Learn the top tips for working with artists to deliver your fundraising objectives in this case study with Jam Factory.

Top tips for working with artists to deliver your fundraising objectives.

Case study with Jam Factory

Tip 1: Put your artists front and centre.

Arts fundraising is about storytelling, and at the centre of your organisation’s story is your artists.


It’s also about people – supporters give to people. They want to feel connected to them, and to be part of their success.


Your artists should be at the centre of your fundraising campaigns and activities.


Tell the story of your artists – who they are, why they do what they do – in a way that differentiates them from others and brings their unique talents and passions to life.  Your potential and existing supporters should know who they’re supporting.


And remember, everyone is a fundraiser. Make sure your whole team can tell your story – volunteers, board members, other staff and other artists.

Tip 2: Position your artists as passionate, successful creatives, because that’s what they are.

The trope of the starving artist is pervasive, and it can hamper the success of your campaigns.


Artists can and do make a good living. They’re talented and passionate, they understand their business and what they do has value to others.


It’s also important to remember that the person best qualified to talk about and showcase their art is the person who made it. When developing your campaigns and marketing material, you should – in the words of Jam Factory’s Development Manager Nikki Hamdorf – “promote artists as the rockstars they are”.

Tip 3: Choose the right fundraising model.

Your fundraising approach – or approaches – should be determined by the artists you support and the guiding mission and makeup of your organisation.


For example, where your projects align with the interests of a business, you might think about sponsorship.


Crowdfunding is a good option if you have a sizeable social media following and database.
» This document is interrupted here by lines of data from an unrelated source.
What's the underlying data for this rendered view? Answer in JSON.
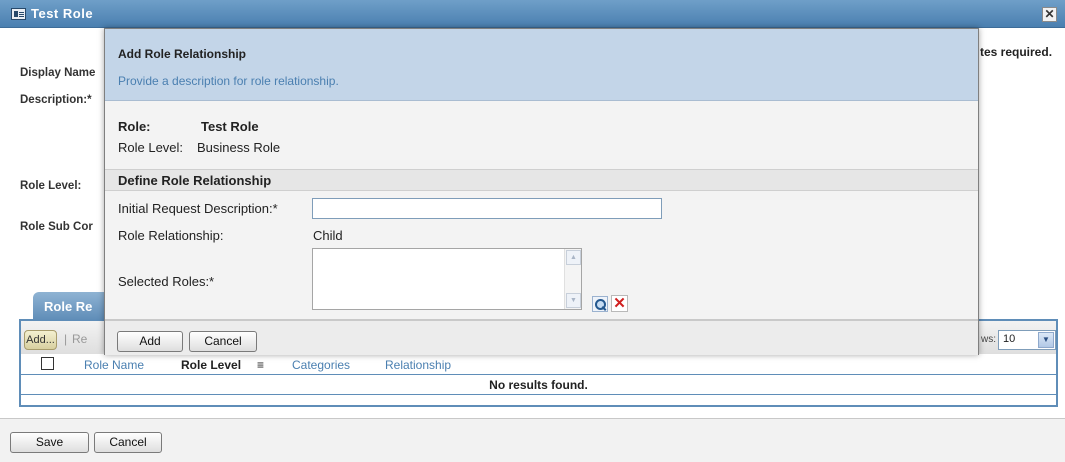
{
  "window": {
    "title": "Test Role",
    "close_glyph": "✕",
    "required_note": "tes required."
  },
  "form": {
    "display_name_label": "Display Name",
    "description_label": "Description:*",
    "role_level_label": "Role Level:",
    "role_sub_label": "Role Sub Cor"
  },
  "role_relationships_panel": {
    "tab_label": "Role Re",
    "add_button": "Add...",
    "separator": "|",
    "toolbar_partial": "Re",
    "rows_label": "ws:",
    "rows_value": "10",
    "columns": [
      "Role Name",
      "Role Level",
      "Categories",
      "Relationship"
    ],
    "sort_indicator": "≡",
    "empty_message": "No results found."
  },
  "footer": {
    "save_button": "Save",
    "cancel_button": "Cancel"
  },
  "dialog": {
    "title": "Add Role Relationship",
    "subtitle": "Provide a description for role relationship.",
    "role_label": "Role:",
    "role_value": "Test Role",
    "role_level_label": "Role Level:",
    "role_level_value": "Business Role",
    "section_title": "Define Role Relationship",
    "initial_request_label": "Initial Request Description:*",
    "initial_request_value": "",
    "relationship_label": "Role Relationship:",
    "relationship_value": "Child",
    "selected_roles_label": "Selected Roles:*",
    "selected_roles": [],
    "add_button": "Add",
    "cancel_button": "Cancel"
  },
  "icons": {
    "window_icon": "role-window-icon",
    "lookup_icon": "magnifier-icon",
    "remove_icon": "red-x-icon"
  },
  "colors": {
    "titlebar": "#4a7fb0",
    "dialog_header": "#c3d5e8",
    "link_blue": "#4a7fb0",
    "remove_red": "#d01f1f"
  }
}
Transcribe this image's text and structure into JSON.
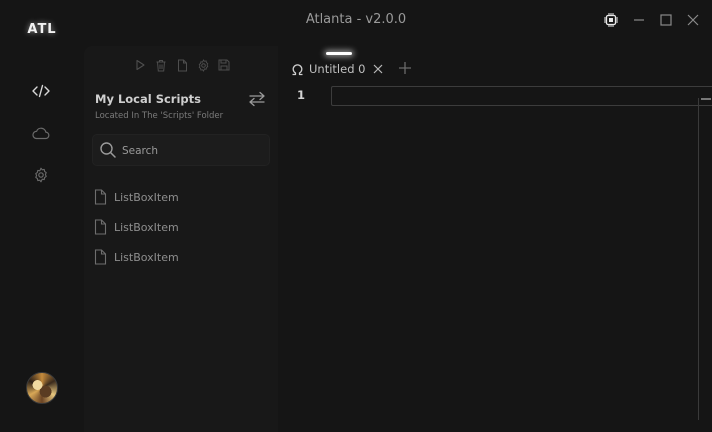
{
  "app": {
    "logo_text": "ATL",
    "window_title": "Atlanta - v2.0.0"
  },
  "window_controls": [
    "cpu-icon",
    "minimize-icon",
    "maximize-icon",
    "close-icon"
  ],
  "sidebar": {
    "items": [
      {
        "icon": "code-icon",
        "active": true
      },
      {
        "icon": "cloud-icon",
        "active": false
      },
      {
        "icon": "gear-icon",
        "active": false
      }
    ],
    "avatar": "user-avatar"
  },
  "scripts_panel": {
    "toolbar": [
      "play-icon",
      "trash-icon",
      "file-icon",
      "settings-icon",
      "save-icon"
    ],
    "title": "My Local Scripts",
    "subtitle": "Located In The 'Scripts' Folder",
    "search_placeholder": "Search",
    "items": [
      {
        "label": "ListBoxItem"
      },
      {
        "label": "ListBoxItem"
      },
      {
        "label": "ListBoxItem"
      }
    ]
  },
  "editor": {
    "tabs": [
      {
        "label": "Untitled 0",
        "icon": "omega-icon"
      }
    ],
    "line_numbers": [
      "1"
    ],
    "content": ""
  },
  "colors": {
    "background": "#151515",
    "panel": "#181818",
    "text": "#c8c8c8",
    "muted": "#8e8e8e",
    "accent": "#ffffff"
  }
}
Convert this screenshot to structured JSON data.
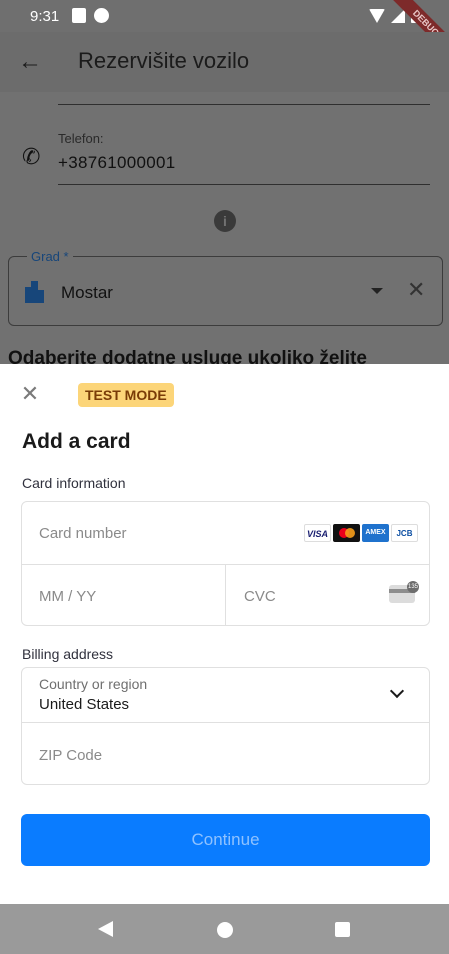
{
  "status_bar": {
    "time": "9:31",
    "debug_banner": "DEBUG"
  },
  "app_bar": {
    "back_icon": "arrow-left-icon",
    "title": "Rezervišite vozilo"
  },
  "form": {
    "phone_label": "Telefon:",
    "phone_value": "+38761000001",
    "info_icon": "info-icon",
    "city_label": "Grad *",
    "city_value": "Mostar",
    "section_heading": "Odaberite dodatne usluge ukoliko želite"
  },
  "payment_sheet": {
    "test_mode_badge": "TEST MODE",
    "title": "Add a card",
    "card_information_label": "Card information",
    "card_number_placeholder": "Card number",
    "card_brands": [
      "VISA",
      "Mastercard",
      "AMEX",
      "JCB"
    ],
    "expiry_placeholder": "MM / YY",
    "cvc_placeholder": "CVC",
    "cvc_icon_text": "135",
    "billing_address_label": "Billing address",
    "country_label": "Country or region",
    "country_value": "United States",
    "zip_placeholder": "ZIP Code",
    "continue_label": "Continue"
  },
  "colors": {
    "accent": "#0a7cff",
    "badge_bg": "#fcd579",
    "badge_text": "#7a3c07",
    "city_accent": "#17467a"
  }
}
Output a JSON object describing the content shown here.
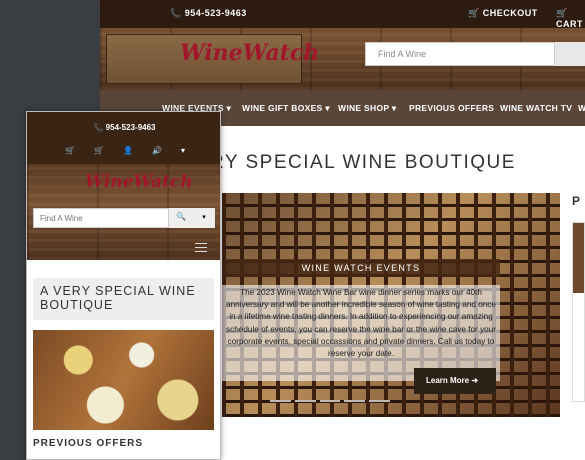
{
  "desktop": {
    "phone": "954-523-9463",
    "checkout": "CHECKOUT",
    "cart": "CART",
    "logo": "WineWatch",
    "search": {
      "placeholder": "Find A Wine"
    },
    "nav": [
      "WINE EVENTS ▾",
      "WINE GIFT BOXES ▾",
      "WINE SHOP ▾",
      "PREVIOUS OFFERS",
      "WINE WATCH TV",
      "W"
    ],
    "title": "RY SPECIAL WINE BOUTIQUE",
    "hero": {
      "label": "WINE WATCH EVENTS",
      "text": "The 2023 Wine Watch Wine Bar wine dinner series marks our 40th anniversary and will be another incredible season of wine tasting and once in a lifetime wine tasting dinners. In addition to experiencing our amazing schedule of events, you can reserve the wine bar or the wine cave for your corporate events, special occassions and private dinners. Call us today to reserve your date.",
      "button": "Learn More ➜"
    },
    "side_head": "P"
  },
  "mobile": {
    "phone": "954-523-9463",
    "logo": "WineWatch",
    "search": {
      "placeholder": "Find A Wine"
    },
    "title": "A VERY SPECIAL WINE BOUTIQUE",
    "section": "PREVIOUS OFFERS"
  }
}
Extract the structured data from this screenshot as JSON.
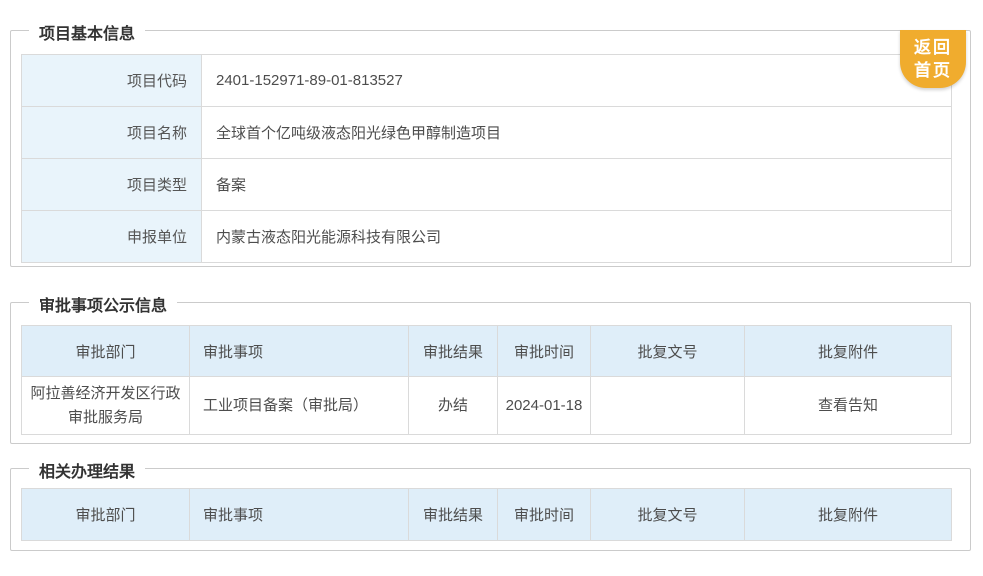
{
  "back_button": {
    "line1": "返回",
    "line2": "首页"
  },
  "colors": {
    "back_button_bg": "#f0ac2e",
    "table_header_bg": "#dfeef9",
    "label_cell_bg": "#e9f4fb",
    "panel_border": "#cbcbcb"
  },
  "sections": [
    {
      "title": "项目基本信息",
      "fields": [
        {
          "label": "项目代码",
          "value": "2401-152971-89-01-813527"
        },
        {
          "label": "项目名称",
          "value": "全球首个亿吨级液态阳光绿色甲醇制造项目"
        },
        {
          "label": "项目类型",
          "value": "备案"
        },
        {
          "label": "申报单位",
          "value": "内蒙古液态阳光能源科技有限公司"
        }
      ]
    },
    {
      "title": "审批事项公示信息",
      "headers": [
        "审批部门",
        "审批事项",
        "审批结果",
        "审批时间",
        "批复文号",
        "批复附件"
      ],
      "rows": [
        [
          "阿拉善经济开发区行政审批服务局",
          "工业项目备案（审批局）",
          "办结",
          "2024-01-18",
          "",
          "查看告知"
        ]
      ]
    },
    {
      "title": "相关办理结果",
      "headers": [
        "审批部门",
        "审批事项",
        "审批结果",
        "审批时间",
        "批复文号",
        "批复附件"
      ],
      "rows": []
    }
  ]
}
Collective giving can be a hugely successful approach for organisations that can bring together a group of donors to have a shared impact or goal.


Think about what you and your artists have to offer and tailor your fundraising to suit.

Tip 4: Create opportunities for artists to spend time with their supporters.

Fundraising and philanthropic giving is a two way relationship.


Arrange for your artists to meet with their supporters – both formally or informally – and get to know them. Everyone’s got a story to tell.


Regularly meeting with supporters also allows artists to develop confidence and comfort with fundraising and promoting themselves to people who can have an impact on their careers.


Genuine engagement – where artists are learning from donors and donors are learning from artists – should be at the core of your fundraising activities.